Se por um lado o populismo de fato, tem um caráter democrático pois é inegável que
existem setores sociais excluídos da política, de outro, ele exacerba a polarização política e cria
uma fronteira entre o povo e a elite que exclui diversos grupos minoritários. Esses grupos, em
geral são os imigrantes, as mulheres e a comunidade LGBTQI+.
Essa exclusão não é aleatória e faz parte de uma estratégia bem pensada que visa fazer
manutenção do status quo vigente e trabalha a favor das elites políticas e econômicas vigentes.

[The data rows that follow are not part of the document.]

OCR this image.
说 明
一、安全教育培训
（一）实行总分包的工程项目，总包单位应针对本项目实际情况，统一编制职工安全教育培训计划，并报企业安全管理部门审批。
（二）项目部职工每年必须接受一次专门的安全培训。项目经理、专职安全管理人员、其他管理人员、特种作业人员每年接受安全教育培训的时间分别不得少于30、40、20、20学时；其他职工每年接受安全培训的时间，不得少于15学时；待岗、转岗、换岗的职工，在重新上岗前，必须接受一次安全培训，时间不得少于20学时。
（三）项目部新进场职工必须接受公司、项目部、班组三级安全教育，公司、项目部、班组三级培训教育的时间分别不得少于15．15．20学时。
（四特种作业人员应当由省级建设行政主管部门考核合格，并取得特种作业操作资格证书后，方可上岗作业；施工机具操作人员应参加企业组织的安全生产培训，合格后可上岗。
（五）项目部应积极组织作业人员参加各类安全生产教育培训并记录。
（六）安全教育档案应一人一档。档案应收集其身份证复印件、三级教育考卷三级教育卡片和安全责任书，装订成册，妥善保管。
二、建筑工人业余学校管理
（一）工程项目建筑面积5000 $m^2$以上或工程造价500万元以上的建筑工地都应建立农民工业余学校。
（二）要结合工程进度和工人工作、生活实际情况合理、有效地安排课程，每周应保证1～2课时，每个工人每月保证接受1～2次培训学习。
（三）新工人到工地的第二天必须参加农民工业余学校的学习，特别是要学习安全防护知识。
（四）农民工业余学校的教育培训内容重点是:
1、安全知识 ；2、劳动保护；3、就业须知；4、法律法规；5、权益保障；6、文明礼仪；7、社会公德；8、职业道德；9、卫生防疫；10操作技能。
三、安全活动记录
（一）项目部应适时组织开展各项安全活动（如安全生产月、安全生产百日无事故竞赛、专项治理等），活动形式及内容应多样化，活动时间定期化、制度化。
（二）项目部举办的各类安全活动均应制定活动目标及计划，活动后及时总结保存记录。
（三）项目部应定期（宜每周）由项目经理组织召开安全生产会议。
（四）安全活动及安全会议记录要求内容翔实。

As angústias geradas pela desigualdade econômica gritante, são atribuídas como advindas do
modo de ser e de viver da comunidade LBGTQI+. Afirma-se que a ideologia de gênero tenta
modificar os valores sociais, sexualizar as crianças, e implementar uma ditadura gay. Para
disseminar esse discurso, os populistas de direita distorcem informações e criam informações
falsas. O pânico e o medo se espalham e faz com que as pessoas se tornem mais suscetíveis a
aceitarem medidas autoritárias, incitações à violência e discursos de ódio.

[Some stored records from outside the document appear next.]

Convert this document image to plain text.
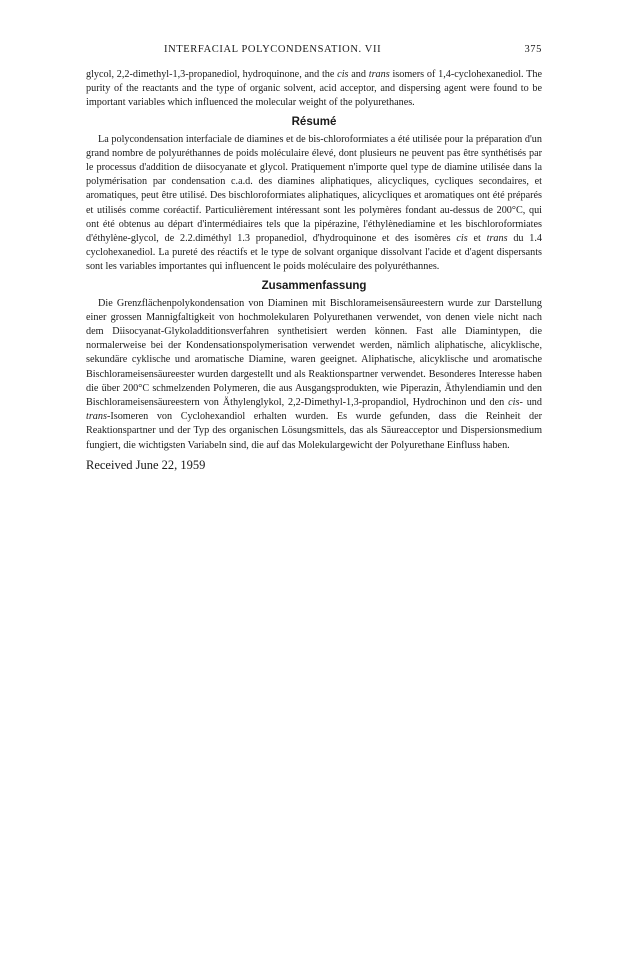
INTERFACIAL POLYCONDENSATION. VII	375

glycol, 2,2-dimethyl-1,3-propanediol, hydroquinone, and the cis and trans isomers of 1,4-cyclohexanediol. The purity of the reactants and the type of organic solvent, acid acceptor, and dispersing agent were found to be important variables which influenced the molecular weight of the polyurethanes.

Résumé

La polycondensation interfaciale de diamines et de bis-chloroformiates a été utilisée pour la préparation d'un grand nombre de polyuréthannes de poids moléculaire élevé, dont plusieurs ne peuvent pas être synthétisés par le processus d'addition de diisocyanate et glycol. Pratiquement n'importe quel type de diamine utilisée dans la polymérisation par condensation c.a.d. des diamines aliphatiques, alicycliques, cycliques secondaires, et aromatiques, peut être utilisé. Des bischloroformiates aliphatiques, alicycliques et aromatiques ont été préparés et utilisés comme coréactif. Particulièrement intéressant sont les polymères fondant au-dessus de 200°C, qui ont été obtenus au départ d'intermédiaires tels que la pipérazine, l'éthylènediamine et les bischloroformiates d'éthylène-glycol, de 2.2.diméthyl 1.3 propanediol, d'hydroquinone et des isomères cis et trans du 1.4 cyclohexanediol. La pureté des réactifs et le type de solvant organique dissolvant l'acide et d'agent dispersants sont les variables importantes qui influencent le poids moléculaire des polyuréthannes.

Zusammenfassung

Die Grenzflächenpolykondensation von Diaminen mit Bischlorameisensäureestern wurde zur Darstellung einer grossen Mannigfaltigkeit von hochmolekularen Polyurethanen verwendet, von denen viele nicht nach dem Diisocyanat-Glykoladditionsverfahren synthetisiert werden können. Fast alle Diamintypen, die normalerweise bei der Kondensationspolymerisation verwendet werden, nämlich aliphatische, alicyklische, sekundäre cyklische und aromatische Diamine, waren geeignet. Aliphatische, alicyklische und aromatische Bischlorameisensäureester wurden dargestellt und als Reaktionspartner verwendet. Besonderes Interesse haben die über 200°C schmelzenden Polymeren, die aus Ausgangsprodukten, wie Piperazin, Äthylendiamin und den Bischlorameisensäureestern von Äthylenglykol, 2,2-Dimethyl-1,3-propandiol, Hydrochinon und den cis- und trans-Isomeren von Cyclohexandiol erhalten wurden. Es wurde gefunden, dass die Reinheit der Reaktionspartner und der Typ des organischen Lösungsmittels, das als Säureacceptor und Dispersionsmedium fungiert, die wichtigsten Variabeln sind, die auf das Molekulargewicht der Polyurethane Einfluss haben.

Received June 22, 1959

O discurso discriminatório, portanto, ajuda a compor a conjuntura de crise tão necessária
para a existência e perpetuação dos governos populistas, que não se sustentam sem que algo
genuinamente forte, como uma crise, ancore a sua legitimidade. Nesse ínterim, as minorias se
tornam cada vez mais vulneráveis e são o bode expiatório para todos os problemas sociais
existentes. Como consequência, as desigualdades econômicas, que são a verdadeira origem das
angústias humanas atuais, se tornam esquecidas e não podem ser combatidas.

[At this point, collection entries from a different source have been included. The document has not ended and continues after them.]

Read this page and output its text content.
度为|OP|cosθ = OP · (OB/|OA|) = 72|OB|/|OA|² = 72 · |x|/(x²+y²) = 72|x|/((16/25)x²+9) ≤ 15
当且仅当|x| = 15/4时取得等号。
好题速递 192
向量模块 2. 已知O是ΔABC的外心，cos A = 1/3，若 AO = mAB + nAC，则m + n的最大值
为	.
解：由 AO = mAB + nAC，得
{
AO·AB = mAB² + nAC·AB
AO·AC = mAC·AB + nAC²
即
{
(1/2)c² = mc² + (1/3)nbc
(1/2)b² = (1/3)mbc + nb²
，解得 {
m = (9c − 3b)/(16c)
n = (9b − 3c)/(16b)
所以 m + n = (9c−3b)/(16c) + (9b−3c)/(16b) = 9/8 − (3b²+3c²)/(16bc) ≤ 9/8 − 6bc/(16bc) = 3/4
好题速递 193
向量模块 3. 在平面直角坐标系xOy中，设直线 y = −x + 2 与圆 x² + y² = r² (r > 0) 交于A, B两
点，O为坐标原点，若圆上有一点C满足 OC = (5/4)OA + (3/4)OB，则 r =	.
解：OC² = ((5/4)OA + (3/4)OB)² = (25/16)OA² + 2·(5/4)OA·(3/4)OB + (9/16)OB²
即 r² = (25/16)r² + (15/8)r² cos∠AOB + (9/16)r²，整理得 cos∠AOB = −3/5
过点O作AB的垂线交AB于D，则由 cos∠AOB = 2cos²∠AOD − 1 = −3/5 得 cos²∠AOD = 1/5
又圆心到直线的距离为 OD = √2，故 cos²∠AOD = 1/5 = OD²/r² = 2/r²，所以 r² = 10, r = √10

Como exemplo, cita-se o governo Trump e Bolsonaro que durante suas campanhas
utilizaram das fake News para alavancar seus números e, mesmo durante seus governos
continuam a construir um cenário de crise além de retrocederem as diversas conquistas feitas
pelos governos progressistas.
Para combater o populismo de direita, Chantal Mouffe (2018) propõe a composição de um
novo terreno hegemônico e a criação de uma fronteia política que enfrente o verdadeiro inimigo:
as forças que compõe o neoliberalismo. Para isso, seria necessária a articulação de um povo
plural, que entre as suas diversas demandas e visão de mundo, tenham em comum o desejo de
aprofundar o seu papel como cidadão e reestabelecer os valores democráticos intrínsecos: a
soberania popular e a igualdade.
Para concluir, é muito difícil dizer se a democracia agonística aspirada por Chantal
Mouffe (2018) poderá ser alcançada, mas independentemente disso, é preciso reestabelecer a
tolerância mútua da sociedade como um todo. Isso significa entender os adversários políticos
como legítimos e estabelecer um diálogo com os populistas. O combate aos populistas não pode
ser feito ignorando-os ou tentando apontar os absurdos que eles dizem. Seus eleitores sabem que
muitos dos seus discursos são exagerados ou falaciosos, mas é justamente isso que eles procuram:
qualquer coisa que não faça parte da velha política, que por tantos anos negligenciou suas
demandas. Por isso, é preciso estabelecer um diálogo entre as demandas do povo e as possíveis
soluções.
Ademais é de extrema importância que as angústias retornem para o seu verdadeiro lugar
e que fique claro que os populistas de direita, ao invés de ajudarem, na verdade estão ludibriando
o povo. Para que isso seja feito é preciso que a esquerda se articule e o debate político seja
reestabelecido, no sentido de superar a pós-política. Finalmente, mas não menos importante, a
proteção das instituições independentes deve ocupar o primeiro lugar da pauta da luta contra o
populismo de direita, uma vez que elas são responsáveis por garantir o direito das minorias e,
portanto, ajuda a sustentar a democracia.